Indeed, in the Alzheimer's study, 16 per cent of those in the group that did not get results dropped out — a higher proportion than those who left the other group. That may have been a sign of frustration of people who really wanted the information, said Green.
"Once you make up your mind that this is something you're interested in learning, you really don't want to be told no," Green said. It's possible that stress levels were elevated in the people who didn't get the results, he said.
The study was funded by the National Institutes of Health. Two of the authors — not Green — last year received consulting fees from Smart Genetics, a Philadelphia company that provided direct-to-consumer genetic testing.
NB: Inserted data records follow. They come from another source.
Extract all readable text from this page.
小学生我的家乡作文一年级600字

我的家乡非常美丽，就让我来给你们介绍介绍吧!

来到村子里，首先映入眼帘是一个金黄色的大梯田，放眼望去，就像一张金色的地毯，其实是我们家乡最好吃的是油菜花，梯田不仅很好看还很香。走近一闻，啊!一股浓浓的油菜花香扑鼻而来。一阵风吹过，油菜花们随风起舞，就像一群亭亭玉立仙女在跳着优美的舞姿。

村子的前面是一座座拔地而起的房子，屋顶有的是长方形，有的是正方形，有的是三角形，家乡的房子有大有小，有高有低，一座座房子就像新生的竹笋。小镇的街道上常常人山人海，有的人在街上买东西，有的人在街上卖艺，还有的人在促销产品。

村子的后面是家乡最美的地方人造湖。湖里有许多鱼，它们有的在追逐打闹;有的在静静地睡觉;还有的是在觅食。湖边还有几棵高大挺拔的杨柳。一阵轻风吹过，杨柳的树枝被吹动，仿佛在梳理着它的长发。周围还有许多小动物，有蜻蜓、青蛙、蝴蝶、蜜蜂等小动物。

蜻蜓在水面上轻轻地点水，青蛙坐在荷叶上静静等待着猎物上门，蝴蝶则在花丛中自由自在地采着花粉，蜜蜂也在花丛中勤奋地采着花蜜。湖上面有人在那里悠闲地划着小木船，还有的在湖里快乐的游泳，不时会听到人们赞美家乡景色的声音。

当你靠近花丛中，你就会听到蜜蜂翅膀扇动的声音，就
The company has since gone out of business.
Testing remains a complicated decision, even for people who know a lot about it. Peshkin, the genetic counselor, said her 80-year-old father has Alzheimer's, but she has decided not to get the test.
"Even though I understand the uncertainty of how predictive the test is, it would be something I'd be very anxious about," said Peshkin, 41.
"I would be one of those people that the first moment I couldn't remember someone's name, I'd think 'Oh God, here it comes.' I'd rather not know."